A organização da assembleia em mesas redondas, e não na forma de arquibancada como era, ajudou mais ainda a expressar o que o próprio Relatório de Síntese iria exprimir, que a igual dignidade batismal precede qualquer ministério (Cf. RS 18a). A presença de mulheres que pela primeira vez tiveram direito a voto, as chamadas madres sinodais, foi outro grande sinal do Espírito. Tanto que o próprio Sínodo, em suas propostas, expressaria que “é urgente garantir que as mulheres possam participar nos processos de decisão e assumir papeis de responsabilidade na pastoral e no ministério... Consequentemente, é necessário adaptar o direito canônico” (RS 9m). O momento de oração pelos migrantes e o dia de oração pela paz ajudou a recordar as situações gritantes de conflito e miséria no mundo que vivemos e como a Igreja, para ser fiel a Jesus, precisa se confrontar com esses problemas e lutar para que a vontade de Deus (seu amor, sua justiça e paz) prevaleça entre nós. Afinal, “uma Igreja sinodal precisa colocar os pobres no centro de todos os aspectos da sua própria vida” (RS 4h).

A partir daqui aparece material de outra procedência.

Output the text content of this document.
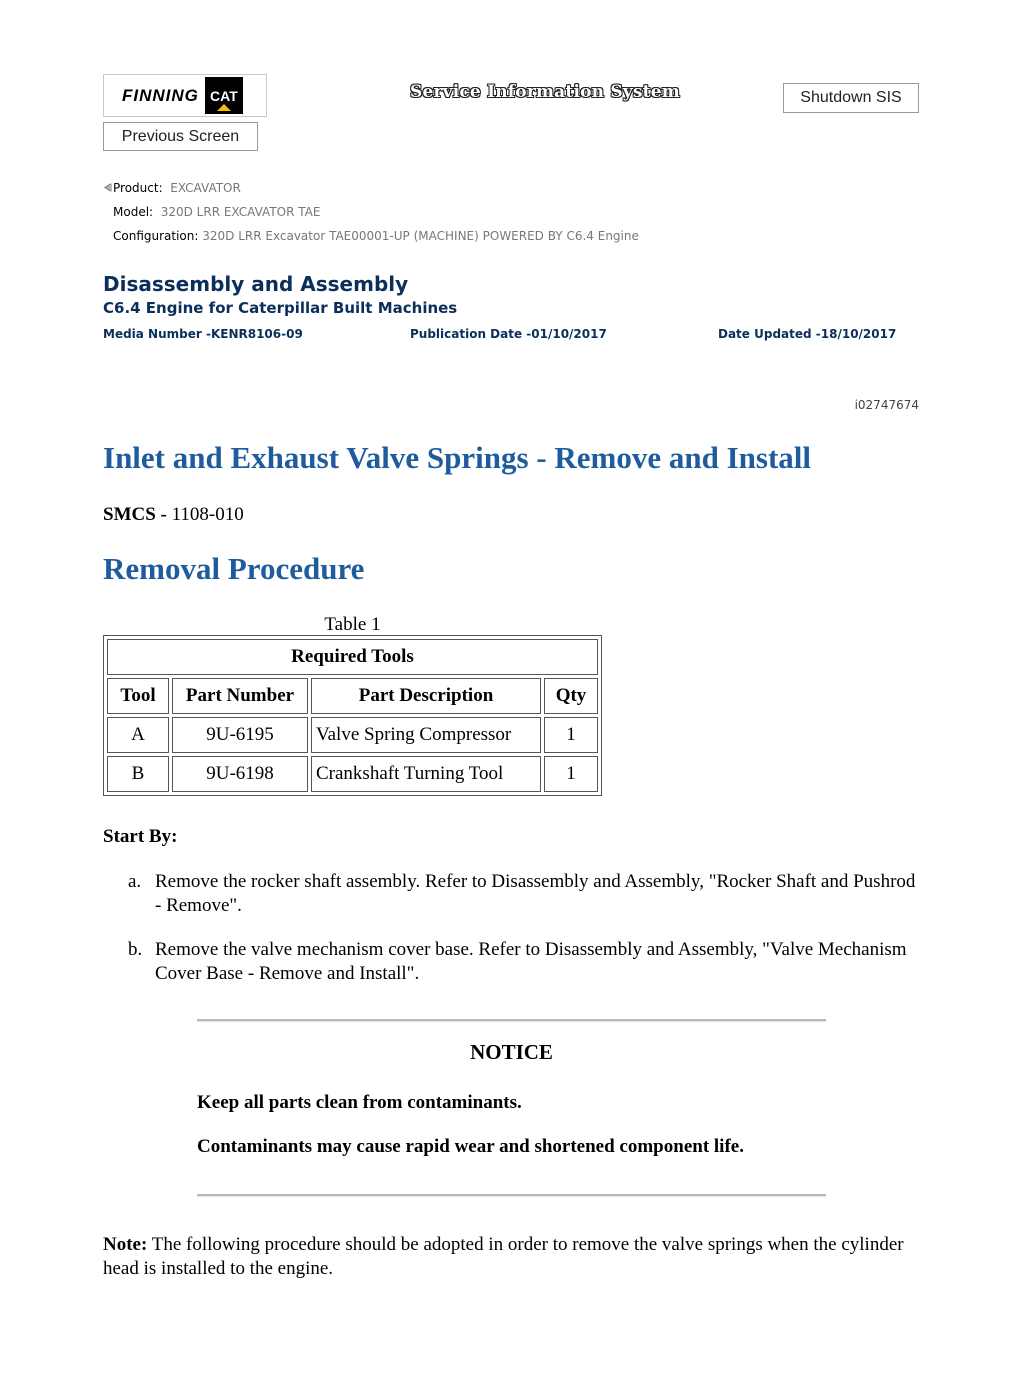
FINNING CAT	Service Information System	Shutdown SIS
Previous Screen
Product: EXCAVATOR
Model: 320D LRR EXCAVATOR TAE
Configuration: 320D LRR Excavator TAE00001-UP (MACHINE) POWERED BY C6.4 Engine
Disassembly and Assembly
C6.4 Engine for Caterpillar Built Machines
Media Number -KENR8106-09	Publication Date -01/10/2017	Date Updated -18/10/2017
i02747674
Inlet and Exhaust Valve Springs - Remove and Install
SMCS - 1108-010
Removal Procedure
Table 1
Required Tools			
Tool	Part Number	Part Description	Qty
A	9U-6195	Valve Spring Compressor	1
B	9U-6198	Crankshaft Turning Tool	1
Start By:
a. Remove the rocker shaft assembly. Refer to Disassembly and Assembly, "Rocker Shaft and Pushrod - Remove".
b. Remove the valve mechanism cover base. Refer to Disassembly and Assembly, "Valve Mechanism Cover Base - Remove and Install".
NOTICE
Keep all parts clean from contaminants.
Contaminants may cause rapid wear and shortened component life.
Note: The following procedure should be adopted in order to remove the valve springs when the cylinder head is installed to the engine.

Por fim, gostaríamos de destacar a intervenção que o Papa Francisco fez na 18ª Congregação geral. Uma fala profética e orientadora que, sem dúvidas, ajudou os padres e madres sinodais a recordarem a gravidade de um dos maiores desafios à sinodalidade que é o clericalismo: “Quando os ministros excedem o seu serviço e maltratam o povo de Deus, desfiguram o rosto da Igreja com atitudes machistas e ditatoriais... O clericalismo é um chicote, é um flagelo, é uma forma de mundanismo que suja e prejudica o rosto da esposa do Senhor; escraviza o povo santo e fiel de Deus”. O sínodo mesmo afirmou que o clericalismo é um obstáculo, pois entende o chamado divino como privilégio em vez de serviço. Por isso, deve ser contrastado com a proximidade às pessoas e serviço aos necessitados (Cf. RS 11c).
O Sínodo continua! Em outubro teremos a Segunda Sessão com seu Documento final e, no início do próximo ano, a Exortação Apostólica do Papa com os grandes encaminhamentos e decisões do Sínodo. Procuremos conhecer o Relatório de Síntese, levar suas provocações para as bases. Mas não podemos esquecer: o Sínodo se conclui este ano, mas a sinodalidade é para sempre! Nosso desafio permanente é ser Igreja sinfônica e sinodal, caminhando juntos como povo do Senhor, na igual dignidade batismal, lutando por um mundo mais justo e fraterno, sinal do Reino de Deus.